Choosing a supplier often means weighing more than price. Consistency, clarity, and rapid reaction to field issues stand out as key differentiators customers mention to us again and again. Reliable performance comes from knowing every input, every check, and every hand in the chain, not just the final product as a string of numbers on a COA. Problems in the plant translate quickly into communication—and solutions—rather than delays or disputes.
We take seriously the need for unbiased, accurate data in every document. Our records document successes and failures alike to prevent recurrence of systemic issues and foster ongoing improvement. Safe processes and transparency underpin both our regulatory standing and our relationships, with regular audits and cross-checks against our commitments.

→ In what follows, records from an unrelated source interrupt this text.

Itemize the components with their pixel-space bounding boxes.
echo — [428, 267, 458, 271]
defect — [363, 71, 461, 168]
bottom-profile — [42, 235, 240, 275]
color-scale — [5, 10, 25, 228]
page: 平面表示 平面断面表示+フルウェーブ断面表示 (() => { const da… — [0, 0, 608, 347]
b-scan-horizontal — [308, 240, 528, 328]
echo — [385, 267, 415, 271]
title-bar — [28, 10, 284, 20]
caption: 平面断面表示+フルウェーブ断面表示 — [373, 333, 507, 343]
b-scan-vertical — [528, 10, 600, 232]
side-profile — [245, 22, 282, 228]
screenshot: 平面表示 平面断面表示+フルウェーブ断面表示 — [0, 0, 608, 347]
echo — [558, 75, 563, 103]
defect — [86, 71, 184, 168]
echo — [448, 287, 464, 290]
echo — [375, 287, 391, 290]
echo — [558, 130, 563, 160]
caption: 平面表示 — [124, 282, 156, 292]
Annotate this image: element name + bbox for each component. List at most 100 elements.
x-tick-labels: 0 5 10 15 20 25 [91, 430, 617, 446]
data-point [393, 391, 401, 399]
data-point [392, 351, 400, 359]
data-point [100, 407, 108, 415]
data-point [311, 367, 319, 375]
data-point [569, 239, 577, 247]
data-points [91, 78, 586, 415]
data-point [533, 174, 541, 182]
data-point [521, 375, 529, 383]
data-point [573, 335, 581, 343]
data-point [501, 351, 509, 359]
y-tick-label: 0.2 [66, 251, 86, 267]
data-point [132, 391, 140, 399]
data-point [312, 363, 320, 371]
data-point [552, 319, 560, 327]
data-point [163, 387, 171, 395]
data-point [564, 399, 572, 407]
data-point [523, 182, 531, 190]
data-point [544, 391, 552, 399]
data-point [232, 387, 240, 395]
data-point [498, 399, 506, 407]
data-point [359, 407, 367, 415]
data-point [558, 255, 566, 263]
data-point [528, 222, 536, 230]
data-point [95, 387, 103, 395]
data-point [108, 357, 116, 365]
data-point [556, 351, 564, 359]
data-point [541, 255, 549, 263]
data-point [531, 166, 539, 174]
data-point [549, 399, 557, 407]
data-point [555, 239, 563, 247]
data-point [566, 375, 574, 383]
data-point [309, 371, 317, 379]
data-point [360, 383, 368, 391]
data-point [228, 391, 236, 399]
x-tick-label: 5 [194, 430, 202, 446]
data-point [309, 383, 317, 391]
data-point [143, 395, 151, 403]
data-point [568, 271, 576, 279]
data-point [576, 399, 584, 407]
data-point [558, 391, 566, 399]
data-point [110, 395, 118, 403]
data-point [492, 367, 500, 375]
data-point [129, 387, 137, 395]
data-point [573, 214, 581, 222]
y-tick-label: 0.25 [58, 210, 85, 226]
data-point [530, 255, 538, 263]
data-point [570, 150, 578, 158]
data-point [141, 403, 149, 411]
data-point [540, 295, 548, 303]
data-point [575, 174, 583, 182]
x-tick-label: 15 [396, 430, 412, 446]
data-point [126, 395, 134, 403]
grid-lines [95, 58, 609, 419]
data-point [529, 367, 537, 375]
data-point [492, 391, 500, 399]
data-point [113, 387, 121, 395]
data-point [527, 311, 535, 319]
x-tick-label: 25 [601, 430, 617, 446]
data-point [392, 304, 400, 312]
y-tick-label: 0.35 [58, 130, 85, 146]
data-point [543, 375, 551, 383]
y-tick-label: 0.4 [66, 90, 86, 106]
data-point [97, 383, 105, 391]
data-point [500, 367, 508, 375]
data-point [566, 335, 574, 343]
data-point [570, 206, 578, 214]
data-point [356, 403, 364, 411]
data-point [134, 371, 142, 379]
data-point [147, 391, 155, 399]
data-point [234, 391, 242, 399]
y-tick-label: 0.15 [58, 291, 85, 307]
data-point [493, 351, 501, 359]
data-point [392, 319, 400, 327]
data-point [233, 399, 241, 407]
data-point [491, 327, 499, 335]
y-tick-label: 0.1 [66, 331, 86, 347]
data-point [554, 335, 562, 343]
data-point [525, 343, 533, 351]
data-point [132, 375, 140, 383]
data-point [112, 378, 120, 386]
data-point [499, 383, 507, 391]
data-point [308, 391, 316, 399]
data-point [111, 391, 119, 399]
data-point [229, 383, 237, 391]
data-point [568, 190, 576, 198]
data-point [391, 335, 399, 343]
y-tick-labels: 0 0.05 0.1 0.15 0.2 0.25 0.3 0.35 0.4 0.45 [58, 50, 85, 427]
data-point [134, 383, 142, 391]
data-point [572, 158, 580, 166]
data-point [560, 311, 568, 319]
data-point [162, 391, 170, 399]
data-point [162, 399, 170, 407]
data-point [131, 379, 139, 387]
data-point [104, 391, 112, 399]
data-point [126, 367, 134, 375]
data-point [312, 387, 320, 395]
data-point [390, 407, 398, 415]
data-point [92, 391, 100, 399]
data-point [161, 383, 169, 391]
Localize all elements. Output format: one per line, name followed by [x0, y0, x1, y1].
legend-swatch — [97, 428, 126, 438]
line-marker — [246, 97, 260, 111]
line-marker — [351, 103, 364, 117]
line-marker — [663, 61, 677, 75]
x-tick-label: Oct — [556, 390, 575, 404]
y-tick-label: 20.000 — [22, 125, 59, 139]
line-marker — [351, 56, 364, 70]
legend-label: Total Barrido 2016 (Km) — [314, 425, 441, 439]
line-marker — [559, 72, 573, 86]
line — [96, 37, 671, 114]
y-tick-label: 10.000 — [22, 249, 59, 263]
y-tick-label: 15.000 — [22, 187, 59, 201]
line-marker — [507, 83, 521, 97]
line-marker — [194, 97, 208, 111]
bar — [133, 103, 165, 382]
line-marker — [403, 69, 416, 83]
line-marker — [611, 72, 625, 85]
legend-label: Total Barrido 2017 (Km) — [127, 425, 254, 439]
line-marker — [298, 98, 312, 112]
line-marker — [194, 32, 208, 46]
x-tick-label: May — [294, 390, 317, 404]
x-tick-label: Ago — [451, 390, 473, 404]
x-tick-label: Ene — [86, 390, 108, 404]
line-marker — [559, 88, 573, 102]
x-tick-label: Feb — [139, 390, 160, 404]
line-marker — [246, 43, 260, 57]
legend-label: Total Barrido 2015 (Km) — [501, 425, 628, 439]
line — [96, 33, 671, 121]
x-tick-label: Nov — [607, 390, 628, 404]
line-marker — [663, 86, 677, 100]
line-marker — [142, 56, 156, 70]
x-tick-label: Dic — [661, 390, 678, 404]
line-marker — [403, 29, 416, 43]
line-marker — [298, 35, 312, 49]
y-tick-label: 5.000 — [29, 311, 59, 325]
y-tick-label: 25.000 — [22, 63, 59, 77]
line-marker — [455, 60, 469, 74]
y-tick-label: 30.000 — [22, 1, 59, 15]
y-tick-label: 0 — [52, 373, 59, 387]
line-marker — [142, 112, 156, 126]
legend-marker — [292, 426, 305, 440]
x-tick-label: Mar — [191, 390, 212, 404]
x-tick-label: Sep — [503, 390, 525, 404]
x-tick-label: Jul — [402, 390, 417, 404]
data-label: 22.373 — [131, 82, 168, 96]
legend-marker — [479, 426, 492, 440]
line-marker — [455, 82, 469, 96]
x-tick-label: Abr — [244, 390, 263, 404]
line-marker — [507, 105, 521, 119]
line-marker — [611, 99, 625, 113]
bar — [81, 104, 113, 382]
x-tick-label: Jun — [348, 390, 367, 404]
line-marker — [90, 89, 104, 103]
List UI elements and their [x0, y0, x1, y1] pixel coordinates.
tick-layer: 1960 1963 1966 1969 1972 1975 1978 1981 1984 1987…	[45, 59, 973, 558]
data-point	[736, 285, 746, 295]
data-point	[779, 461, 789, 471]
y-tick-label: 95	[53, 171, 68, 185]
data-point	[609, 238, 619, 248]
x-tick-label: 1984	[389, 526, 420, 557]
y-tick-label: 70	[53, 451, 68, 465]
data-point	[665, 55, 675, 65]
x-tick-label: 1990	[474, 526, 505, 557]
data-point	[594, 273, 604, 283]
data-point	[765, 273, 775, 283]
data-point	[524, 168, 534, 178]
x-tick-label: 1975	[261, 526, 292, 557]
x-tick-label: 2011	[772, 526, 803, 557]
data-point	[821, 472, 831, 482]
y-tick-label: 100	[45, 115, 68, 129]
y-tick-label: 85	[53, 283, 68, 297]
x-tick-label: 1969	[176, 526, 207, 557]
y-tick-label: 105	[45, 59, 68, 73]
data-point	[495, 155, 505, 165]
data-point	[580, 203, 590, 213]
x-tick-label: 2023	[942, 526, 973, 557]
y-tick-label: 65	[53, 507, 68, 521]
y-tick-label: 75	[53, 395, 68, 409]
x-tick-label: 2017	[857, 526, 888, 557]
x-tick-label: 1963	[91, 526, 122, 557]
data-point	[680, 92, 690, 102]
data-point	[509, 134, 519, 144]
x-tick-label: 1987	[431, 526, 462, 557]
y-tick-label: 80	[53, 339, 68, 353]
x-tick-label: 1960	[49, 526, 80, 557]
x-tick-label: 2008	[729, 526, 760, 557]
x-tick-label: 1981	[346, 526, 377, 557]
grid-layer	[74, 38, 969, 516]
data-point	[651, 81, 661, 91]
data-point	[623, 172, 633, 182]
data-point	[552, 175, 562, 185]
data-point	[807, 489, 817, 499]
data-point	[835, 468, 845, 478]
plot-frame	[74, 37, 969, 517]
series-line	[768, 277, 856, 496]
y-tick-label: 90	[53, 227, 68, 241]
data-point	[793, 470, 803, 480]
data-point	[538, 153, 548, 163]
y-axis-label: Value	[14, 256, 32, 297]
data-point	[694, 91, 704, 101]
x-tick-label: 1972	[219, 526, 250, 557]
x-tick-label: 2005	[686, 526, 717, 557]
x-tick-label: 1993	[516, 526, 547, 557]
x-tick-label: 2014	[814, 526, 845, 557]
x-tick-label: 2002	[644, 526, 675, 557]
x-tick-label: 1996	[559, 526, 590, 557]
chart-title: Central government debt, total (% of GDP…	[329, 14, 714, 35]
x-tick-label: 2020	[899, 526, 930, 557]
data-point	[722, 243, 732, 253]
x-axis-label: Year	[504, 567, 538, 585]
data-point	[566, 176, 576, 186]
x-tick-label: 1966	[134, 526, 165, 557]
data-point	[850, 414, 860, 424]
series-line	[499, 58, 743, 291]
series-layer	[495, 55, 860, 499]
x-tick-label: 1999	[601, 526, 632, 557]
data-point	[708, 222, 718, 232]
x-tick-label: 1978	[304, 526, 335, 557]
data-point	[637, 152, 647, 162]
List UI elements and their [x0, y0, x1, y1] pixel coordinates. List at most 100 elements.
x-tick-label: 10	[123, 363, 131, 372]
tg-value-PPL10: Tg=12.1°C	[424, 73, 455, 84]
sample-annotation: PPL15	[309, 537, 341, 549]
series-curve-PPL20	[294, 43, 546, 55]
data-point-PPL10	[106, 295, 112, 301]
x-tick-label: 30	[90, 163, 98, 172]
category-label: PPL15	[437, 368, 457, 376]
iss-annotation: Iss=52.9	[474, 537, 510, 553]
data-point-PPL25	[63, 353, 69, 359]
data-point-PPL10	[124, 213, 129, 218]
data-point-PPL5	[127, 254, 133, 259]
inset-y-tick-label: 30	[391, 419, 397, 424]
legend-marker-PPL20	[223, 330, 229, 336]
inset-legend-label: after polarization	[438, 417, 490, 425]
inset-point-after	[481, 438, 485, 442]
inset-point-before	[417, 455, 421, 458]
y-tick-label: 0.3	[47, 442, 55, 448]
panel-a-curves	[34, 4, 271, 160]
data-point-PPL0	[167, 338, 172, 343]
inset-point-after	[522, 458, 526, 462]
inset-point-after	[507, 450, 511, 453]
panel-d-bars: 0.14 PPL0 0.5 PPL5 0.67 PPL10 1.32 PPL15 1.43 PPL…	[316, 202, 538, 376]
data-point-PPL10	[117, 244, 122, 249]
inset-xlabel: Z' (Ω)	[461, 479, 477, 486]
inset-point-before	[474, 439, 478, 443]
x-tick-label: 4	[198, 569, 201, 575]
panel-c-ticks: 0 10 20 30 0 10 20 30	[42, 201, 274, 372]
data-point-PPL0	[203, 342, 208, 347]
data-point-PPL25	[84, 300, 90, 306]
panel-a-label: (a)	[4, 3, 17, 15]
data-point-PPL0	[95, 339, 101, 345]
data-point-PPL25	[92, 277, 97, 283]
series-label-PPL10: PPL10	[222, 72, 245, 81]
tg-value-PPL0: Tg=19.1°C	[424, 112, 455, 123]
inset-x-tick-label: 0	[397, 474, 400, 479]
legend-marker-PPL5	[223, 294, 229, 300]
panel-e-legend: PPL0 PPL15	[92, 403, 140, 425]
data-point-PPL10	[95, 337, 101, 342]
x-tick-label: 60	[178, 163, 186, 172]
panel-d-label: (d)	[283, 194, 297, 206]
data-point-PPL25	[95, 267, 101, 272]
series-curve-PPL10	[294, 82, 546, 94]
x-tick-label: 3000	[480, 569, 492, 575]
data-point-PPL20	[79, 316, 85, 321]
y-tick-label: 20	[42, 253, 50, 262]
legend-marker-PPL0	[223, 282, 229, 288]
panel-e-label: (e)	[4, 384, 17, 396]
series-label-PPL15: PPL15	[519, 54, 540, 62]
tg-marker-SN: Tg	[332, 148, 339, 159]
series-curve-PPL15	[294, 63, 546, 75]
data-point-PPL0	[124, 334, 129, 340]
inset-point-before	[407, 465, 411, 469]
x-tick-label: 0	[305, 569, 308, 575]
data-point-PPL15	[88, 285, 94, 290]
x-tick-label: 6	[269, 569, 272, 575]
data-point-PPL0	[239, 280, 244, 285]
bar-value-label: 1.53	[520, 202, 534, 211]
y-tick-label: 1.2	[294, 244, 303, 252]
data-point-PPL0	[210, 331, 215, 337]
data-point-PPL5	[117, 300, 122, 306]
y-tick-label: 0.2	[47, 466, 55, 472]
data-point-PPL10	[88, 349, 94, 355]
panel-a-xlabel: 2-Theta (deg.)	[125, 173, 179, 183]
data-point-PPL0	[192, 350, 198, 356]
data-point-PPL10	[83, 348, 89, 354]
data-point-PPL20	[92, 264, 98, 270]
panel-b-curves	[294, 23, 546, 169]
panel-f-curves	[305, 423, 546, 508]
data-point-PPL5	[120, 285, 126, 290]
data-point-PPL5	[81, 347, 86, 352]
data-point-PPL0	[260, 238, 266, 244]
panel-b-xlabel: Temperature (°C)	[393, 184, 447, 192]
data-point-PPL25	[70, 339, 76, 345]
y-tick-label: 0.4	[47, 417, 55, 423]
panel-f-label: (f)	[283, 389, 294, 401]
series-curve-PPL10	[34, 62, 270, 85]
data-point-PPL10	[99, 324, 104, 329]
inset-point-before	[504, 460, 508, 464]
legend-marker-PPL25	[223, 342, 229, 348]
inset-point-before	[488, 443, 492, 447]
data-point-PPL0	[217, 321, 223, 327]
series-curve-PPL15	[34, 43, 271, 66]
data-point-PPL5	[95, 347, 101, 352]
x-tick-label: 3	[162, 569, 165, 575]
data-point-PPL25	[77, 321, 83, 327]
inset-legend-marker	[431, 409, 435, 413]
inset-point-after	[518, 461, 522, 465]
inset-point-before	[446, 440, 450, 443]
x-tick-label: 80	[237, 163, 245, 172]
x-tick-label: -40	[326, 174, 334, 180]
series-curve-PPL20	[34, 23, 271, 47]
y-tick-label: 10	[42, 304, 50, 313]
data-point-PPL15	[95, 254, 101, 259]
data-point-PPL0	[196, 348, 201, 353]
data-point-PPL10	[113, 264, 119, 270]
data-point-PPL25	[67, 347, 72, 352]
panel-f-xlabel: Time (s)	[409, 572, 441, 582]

Supply chains remain unpredictable, but investment in resilient processes and deep process knowledge let us offer stability where it counts. The future likely holds more scrutiny, tighter documentation, and continued development of safer, cleaner processes for manufacturing molecules like 2-Amino-3,5-dichloro-6-methylpyridine. Our approach builds on the strengths and lessons of each previous campaign and benefits from open dialogue with every partner and user who depends on a reliable chemical source.
The heart of our advantage rests in hands-on expertise, shared learning, and relentless focus on meeting evolving needs without shortcuts. As regulatory, safety, and sustainability expectations rise worldwide, we remain committed to pursuing every reasonable improvement and supporting open discussion of challenges and solutions across the industry. Experience tells us that credibility is earned step by step—no matter how advanced the molecule or ambitious the application.